The Inland Empire sludgcore marauders called it quits this year, but not before releasing one of the best albums in their scene. Short, mean and conscious, Doom & Gloom uses blunt, mosh-worthy songs to call out everyone from abusers in the clergy to Klan members. The album is as bare-knuckled and pissed off as you’d want from West Coast hardcore, but Iron Curtain separates itself with influence from sludge metal and grindcore. It’s dirtier, heavier and rawer than a lot of what’s out there at the moment, but hardcore kids will still get to throw-down to those glorious fight riffs.

44. Aseethe – Throes

Iowa isn’t just the home of Slipknot. This doom metal trio concocts leveling soundscapes as the soundtrack to the end of our world. Raw, morose and intense, Aseethe draws on the tradition laid down by Grief and Noothgrush while adding a bit more spacious soundscapes. The fact only three guys can produce such a massive sound is impressive enough, but the amount of emotion they can bring out of such simple ideas is a testament to doom metal’s musical and emotional potential. Throws is harsh, but not at the expense of compelling narrative. The howls of guitarist Brian Barr and Noah Koester carry the weight of the world on his shoulders.

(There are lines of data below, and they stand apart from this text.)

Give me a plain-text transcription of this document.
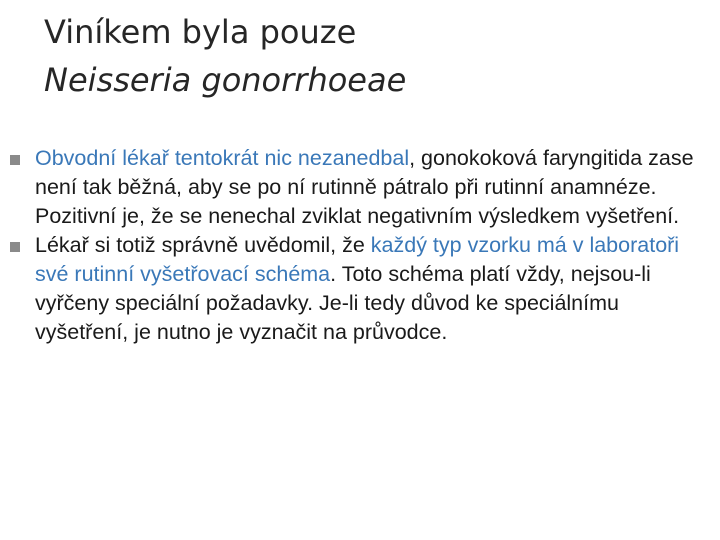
Viníkem byla pouze
Neisseria gonorrhoeae
Obvodní lékař tentokrát nic nezanedbal, gonokoková faryngitida zase není tak běžná, aby se po ní rutinně pátralo při rutinní anamnéze. Pozitivní je, že se nenechal zviklat negativním výsledkem vyšetření.
Lékař si totiž správně uvědomil, že každý typ vzorku má v laboratoři své rutinní vyšetřovací schéma. Toto schéma platí vždy, nejsou-li vyřčeny speciální požadavky. Je-li tedy důvod ke speciálnímu vyšetření, je nutno je vyznačit na průvodce.
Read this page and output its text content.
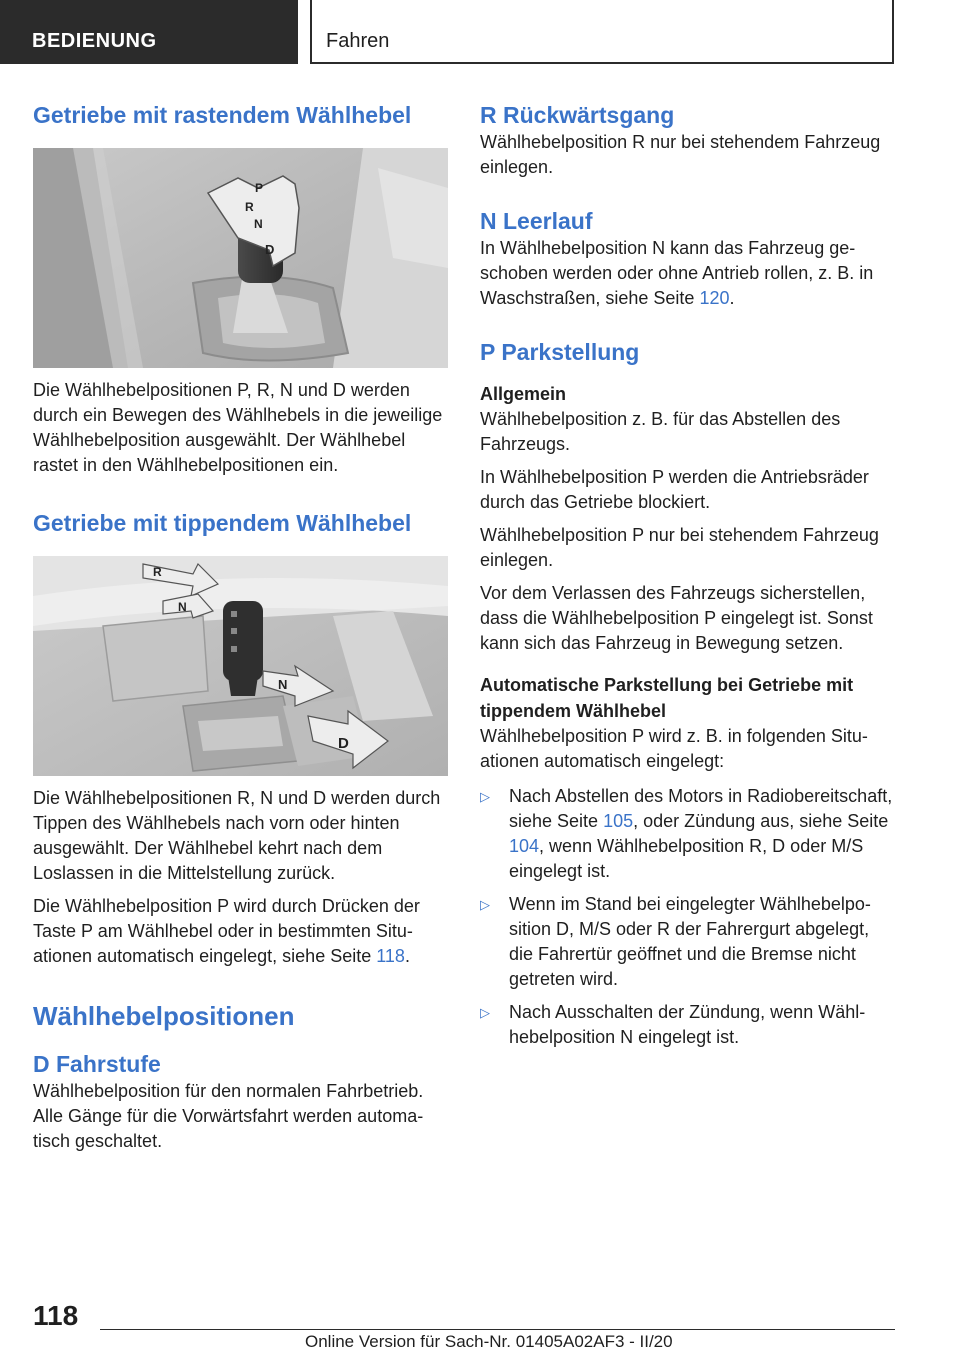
BEDIENUNG	Fahren
Getriebe mit rastendem Wählhebel
P
R
N
D

Die Wählhebelpositionen P, R, N und D werden durch ein Bewegen des Wählhebels in die jeweilige Wählhebelposition ausgewählt. Der Wählhebel rastet in den Wählhebelpositionen ein.

Getriebe mit tippendem Wählhebel
R
N
N
D

Die Wählhebelpositionen R, N und D werden durch Tippen des Wählhebels nach vorn oder hinten ausgewählt. Der Wählhebel kehrt nach dem Loslassen in die Mittelstellung zurück.

Die Wählhebelposition P wird durch Drücken der Taste P am Wählhebel oder in bestimmten Situationen automatisch eingelegt, siehe Seite 118.

Wählhebelpositionen
D Fahrstufe

Wählhebelposition für den normalen Fahrbetrieb. Alle Gänge für die Vorwärtsfahrt werden automatisch geschaltet.

R Rückwärtsgang

Wählhebelposition R nur bei stehendem Fahrzeug einlegen.

N Leerlauf

In Wählhebelposition N kann das Fahrzeug geschoben werden oder ohne Antrieb rollen, z. B. in Waschstraßen, siehe Seite 120.

P Parkstellung
Allgemein

Wählhebelposition z. B. für das Abstellen des Fahrzeugs.

In Wählhebelposition P werden die Antriebsräder durch das Getriebe blockiert.

Wählhebelposition P nur bei stehendem Fahrzeug einlegen.

Vor dem Verlassen des Fahrzeugs sicherstellen, dass die Wählhebelposition P eingelegt ist. Sonst kann sich das Fahrzeug in Bewegung setzen.

Automatische Parkstellung bei Getriebe mit tippendem Wählhebel

Wählhebelposition P wird z. B. in folgenden Situationen automatisch eingelegt:

▷ Nach Abstellen des Motors in Radiobereitschaft, siehe Seite 105, oder Zündung aus, siehe Seite 104, wenn Wählhebelposition R, D oder M/S eingelegt ist.
▷ Wenn im Stand bei eingelegter Wählhebelposition D, M/S oder R der Fahrergurt abgelegt, die Fahrertür geöffnet und die Bremse nicht getreten wird.
▷ Nach Ausschalten der Zündung, wenn Wählhebelposition N eingelegt ist.
118
Online Version für Sach-Nr. 01405A02AF3 - II/20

43. Eremit – Carrier of Weight

If you took Bell Witch’s formula of long-winded funeral doom, and added a bit more stoner-esque riff-mongering, then you’d more or less have Eremit. This trio understands that the repetitive nature of this style is not a creative crutch. You want to hear these riffs repeated, and the band knows exactly when to release tension and when to build it up. With gravelly production, gruff vocals and epic guitar leads, Carrier of Weight packs a solid punch to back up its lumbering runtime. It’s doom for doom fans, but patient listeners will find a lot of finely crafted head-bang fodder.

42. Torche – Admission

As one of the forerunners of the current boom sludge metal has experienced this decade, Torche took some chances and won. The decimatingly heavy riffs are still there, but there’s some interesting forays into ‘90s dream-pop and even some shoegaze influence. Those extra influences work wonders to diversify the songwriting of Admission. It also showed how well Torche’s original style can function within a new context. The new works well with the old, and even joins forces at some points for some satisfying moments of melody and ferocity.

41. Vanum – Ageless Fire
It’s not every day you hear authentic, old-school black metal coming out of New Mexico. Vanum captures the essence of those early Darkthrone recordings, using better production to let the songs breath rather than make them more accessible. It’s albums like Ageless Fire that show the profound melodicism that exists in raw, stripped-down black metal when it’s done correctly. Within that unfiltered emotion, heart and tenacity can be found. It also has that Darkthrone-style drum production, balancing clarity and noisiness. While not particularly innovative, it’s great to hear a band go back to basics and pull it off so convincingly.